15
July
2019
|
16:07 PM
America/New_York

Ohio State announces summer commencement speaker

Renowned soil scientist Rattan Lal will address graduates

Soil scientist Rattan Lal, one of The Ohio State University’s most decorated faculty researchers, will address the university’s summer graduates. Approximately 1,500 degrees will be awarded at the summer commencement ceremony, which begins at 2 p.m. Sunday, Aug. 4., at the Jerome Schottenstein Center.

Lal, whose career in science spans five decades and five continents, was honored most recently with the 2019 Japan Prize in recognition of his research on sustainable soil management and its role in improving global food security and mitigating climate change.

A Distinguished University Professor of Soil Science in the College of Food, Agricultural and Environmental Sciences, Lal was the first Ohio State scientist and the first soil scientist to ever receive the Japan Prize. The prize recognizes scientists and engineers from around the world for original and outstanding achievements that “not only contribute to the advancement of science and technology, but also promote peace and prosperity for all mankind,” the Japan Prize Foundation said when announcing the award.

Lal has donated the $445,000 cash award from the Japan Prize to an endowment supporting staffing at the Carbon Management and Sequestration Center, which he founded and directs. Also a recipient of the 2018 Glinka World Soil Prize from the U.N. Food and Agriculture Organization ($15,000) and the 2018 GCHERA World Agriculture Prize ($100,000) from the Global Confederation of Higher Education Associations for Agricultural and Life Sciences, Lal donated the cash awards from those prizes to the carbon center as well, with a total donation of $560,000.

“I am pleased to welcome Distinguished University Professor Rattan Lal to speak at our 422nd commencement ceremony this summer,” said President Michael V. Drake. “A world-renowned scholar and Buckeye alumnus, Dr. Lal has devoted his career to addressing some of the most pressing issues of our time, from food scarcity to climate change — scholarship that will uplift and inspire our graduates as they prepare to make their own mark on our world.”

Lal is a faculty member in CFAES’ School of Environment and Natural Resources, where he conducts research on topics such as soil processes, soil degradation, and sustainable management of soil and water. In 1970, he started research on no-tillage agriculture in Sub-Saharan Africa — a way to grow crops from year to year without disturbing the soil by tilling — to control soil erosion, and began exploring methods to sequester, or lock up, carbon dioxide in the soil. Sequestering carbon dioxide removes it from the atmosphere, a plus in the fight against climate change. In the early 1990s, he, along with two colleagues from the U.S. Department of Agriculture, wrote the first documented report that soil can defend against rising levels of carbon dioxide in the air.
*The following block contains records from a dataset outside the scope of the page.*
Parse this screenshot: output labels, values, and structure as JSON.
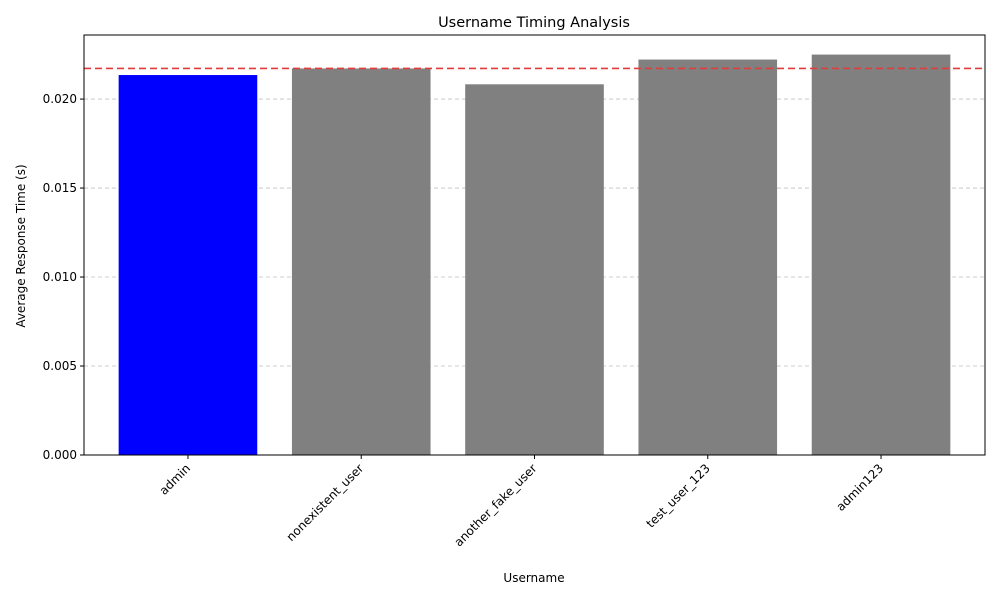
{
  "chart_data": {
    "type": "bar",
    "title": "Username Timing Analysis",
    "xlabel": "Username",
    "ylabel": "Average Response Time (s)",
    "categories": [
      "admin",
      "nonexistent_user",
      "another_fake_user",
      "test_user_123",
      "admin123"
    ],
    "values": [
      0.02135,
      0.02172,
      0.02083,
      0.02222,
      0.0225
    ],
    "bar_colors": [
      "#0000ff",
      "#808080",
      "#808080",
      "#808080",
      "#808080"
    ],
    "ylim": [
      0,
      0.0236
    ],
    "yticks": [
      0,
      0.005,
      0.01,
      0.015,
      0.02
    ],
    "ytick_labels": [
      "0.000",
      "0.005",
      "0.010",
      "0.015",
      "0.020"
    ],
    "reference_line": {
      "value": 0.02172,
      "color": "#e03c3c",
      "style": "dashed"
    },
    "grid": {
      "y": true,
      "style": "dashed",
      "color": "#c0c0c0"
    },
    "xtick_rotation": "45deg"
  }
}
Among Lal’s many other accolades and recognition: He is past president of the 60,000-member International Union of Soil Sciences (2017-2018), past president of the Soil Science Society of America (2007) and the recipient of honorary doctorates from universities across the globe. He also has been named by Thomson Reuters as one of the most influential scientific minds in the world — among the top 1% mostly highly cited agricultural researchers — for several years. Over the course of his career, he has been awarded more than $60 million in grants and produced more than 2,300 journal articles, conference presentations, books and book chapters, and invited keynote speeches.

Lal is also an Ohio State alumnus. Born in West Punjab, India (now part of Pakistan), he worked on his family’s farm while studying soils and agriculture at the Punjab Agricultural University and the Indian Agricultural Research Institute. He was encouraged by a professor to seek admission at Ohio State and pursue doctoral work, and received his PhD in soils (agronomy) at Ohio State in 1968. He joined the Ohio State faculty in 1987 after holding research posts at the University of Sydney, Australia, and the International Institute of Tropical Agriculture in Nigeria.

During the ceremony, the university will also present Distinguished Service Awards, recognizing individuals who have rendered exceptional service to the university, to Gifford Weary, professor emeritus and former chair of psychology and former divisional dean for Social and Behavioral Sciences, and posthumously to Richard A. Hollingsworth, who completed his 35-year Ohio State career as vice president for Student Life, retiring in 2009.